Python Forum
wanted: regex or code to find valide def statements in a line
Thread Rating:
  • 1 Vote(s) - 1 Average
  • 1
  • 2
  • 3
  • 4
  • 5
wanted: regex or code to find valide def statements in a line
#1
in a text file may be lines that look like valid python def statements. there may be various other things like "def" appearing in a different context. i would like to find some code or a regex that can determine if the entire line is a valid def statement or not. if valid it must return the function name. if not valid it must return something that test false in an if statement. this is just one line being tested. the body of the function may not even be present. but the entire line must be a complete and valid def statement.
Tradition is peer pressure from dead people

What do you call someone who speaks three languages? Trilingual. Two languages? Bilingual. One language? American.
Reply
#2
you can pull it from the call stack (but code must be interpreted for this to work) see: https://python-forum.io/Thread-Walking-t...ight=stack
Reply
#3
You could have tried something yourself,maybe you have not started looked into regex as mention before Wink
Here some quick test of something that may work or changed a little,depends on input text.
import re

text = '''\
def my_game():
    print('Game running')

def 123

def foo(arg):
    pass

def Bar(args*, kwargs**):
    pass

hello def is nice
def () wrong'''

# Make list of match
def_name = re.findall(r"def\s(\w+)\(.*", text)
def_line = re.findall(r"def\s\w+\(.*", text)

# Iterate over matches group() or group(1)
matches = re.finditer(r"def\s(\w+)\(.*", text)
for match in matches:
    print(match.group(1))
Output:
my_game foo Bar >>> >>> def_name ['my_game', 'foo', 'Bar'] >>> >>> def_line ['def my_game():', 'def foo(arg):', 'def Bar(args*, kwargs**):'] >>>
Reply
#4
i didn't have anything to try. and these sample regexes don't look like they are anywhere close to checking the whole line for validity. perhaps works OK on valid lines, but can it report all possible invalid lines as invalid?
Tradition is peer pressure from dead people

What do you call someone who speaks three languages? Trilingual. Two languages? Bilingual. One language? American.
Reply
#5
(Mar-14-2020, 01:20 PM)Skaperen Wrote: i didn't have anything to try. and these sample regexes don't look like they are anywhere close to checking the whole line for validity
Need to have input to test on,or make some input as i done then can also try to make as difficult as possible to see how the regex work for many cases.

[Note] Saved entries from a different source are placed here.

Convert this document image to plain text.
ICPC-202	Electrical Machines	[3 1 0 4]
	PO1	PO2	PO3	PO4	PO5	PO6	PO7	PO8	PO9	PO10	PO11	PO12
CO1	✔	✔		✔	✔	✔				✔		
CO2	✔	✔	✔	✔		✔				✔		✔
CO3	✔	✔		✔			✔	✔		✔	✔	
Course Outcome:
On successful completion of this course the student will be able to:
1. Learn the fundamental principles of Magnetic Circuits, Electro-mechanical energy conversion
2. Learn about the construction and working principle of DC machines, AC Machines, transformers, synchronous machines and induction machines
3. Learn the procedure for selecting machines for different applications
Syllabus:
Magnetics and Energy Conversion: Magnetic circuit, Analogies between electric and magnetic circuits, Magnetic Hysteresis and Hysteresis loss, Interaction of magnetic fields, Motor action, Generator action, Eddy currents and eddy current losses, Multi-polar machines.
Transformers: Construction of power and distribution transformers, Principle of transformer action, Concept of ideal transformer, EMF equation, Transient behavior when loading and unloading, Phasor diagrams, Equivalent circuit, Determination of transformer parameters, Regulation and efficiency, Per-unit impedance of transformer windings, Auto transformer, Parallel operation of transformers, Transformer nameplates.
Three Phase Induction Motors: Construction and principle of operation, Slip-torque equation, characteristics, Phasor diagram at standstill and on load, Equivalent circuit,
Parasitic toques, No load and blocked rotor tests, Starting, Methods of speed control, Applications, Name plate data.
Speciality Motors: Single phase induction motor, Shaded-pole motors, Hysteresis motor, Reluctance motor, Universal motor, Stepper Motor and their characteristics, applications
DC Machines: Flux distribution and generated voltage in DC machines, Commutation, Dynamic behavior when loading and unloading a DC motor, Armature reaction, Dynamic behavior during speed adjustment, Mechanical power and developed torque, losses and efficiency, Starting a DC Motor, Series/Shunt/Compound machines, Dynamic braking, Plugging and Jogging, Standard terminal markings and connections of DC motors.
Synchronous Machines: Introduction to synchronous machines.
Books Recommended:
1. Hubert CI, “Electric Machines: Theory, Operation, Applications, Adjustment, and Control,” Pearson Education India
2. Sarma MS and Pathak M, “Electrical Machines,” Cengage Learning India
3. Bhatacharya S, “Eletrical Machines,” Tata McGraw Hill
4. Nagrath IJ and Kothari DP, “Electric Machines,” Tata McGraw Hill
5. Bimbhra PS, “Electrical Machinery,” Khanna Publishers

(Mar-14-2020, 01:20 PM)Skaperen Wrote: perhaps works OK on valid lines, but can it report all possible invalid lines as invalid?
The would be all lines that the regex don't match.
>>> def_line
['def my_game():', 'def foo(arg):', 'def Bar(args*, kwargs**):']
>>> 
>>> for line in text.split('\n'):
...     if line not in def_line:     
...         print(line)
...         
    print('Game running')

def 123

    pass

    pass

hello def is nice
def () wrong
Reply
#6
Skaperen Wrote:the body of the function may not even be present. but the entire line must be a complete and valid def statement.
This is not possible. The body of the function belongs to the function definition statement. Or perhaps you are suggesting a new definition of what a function definition statement is?
Reply
#7
can i put the : on a later line. if line continuation is involved then what follows is considered to be pat of the line. if i leave out the : once the line started with "def" at a valid indent, can it still be valid in python3 ?

whether the : is there or not is just one aspect of testing if valid. others like valid prototype argument forms is another. i cannot provide input any more than i can provide every case that every copy of python3 will ever have to process (and decide is valid or not). is this valid?
    def foobar( **abc, *def ):
why not?
Tradition is peer pressure from dead people

What do you call someone who speaks three languages? Trilingual. Two languages? Bilingual. One language? American.
Reply
#8
Skaperen Wrote:is this valid?…why not?
This is not valid because there is a syntax definition that forbids it. Have a look at the railroad diagram of python 3.8's syntax that I uploaded recently. You will clearly see that this construct is not possible. You will also see that you can not handle all the cases with a regex because the following is valid for example
def spam(ham=[n for n in range(1, dividend+1) if dividend % n == 0]):
   ...
One way to check that it is valid would be to add a line of function body with a simple 'pass' statement and call the 'compile' function to see if it can build an AST tree with this code.
Reply
#9
To also check if all parameter in a Python function is valid then it's like the famous regex problem from email.
So this the is fully RFC 822 compliant regex,i have never needed to use that regex to eg extract email from text.
So with the regex i posted it will find both last two examples.
import re

text = '''\
def my_game():
    print('Game running')

def 123

def foo(arg):
    pass

def Bar(args*, kwargs**):
    pass

hello def is nice
def () wrong

def spam(ham=[n for n in range(1, dividend+1) if dividend % n == 0]):
    pass

def foobar( **abc, *def ):
    pass'''

# Make list of match
def_name = re.findall(r"def\s(\w+)\(.*", text)
def_line = re.findall(r"def\s\w+\(.*", text)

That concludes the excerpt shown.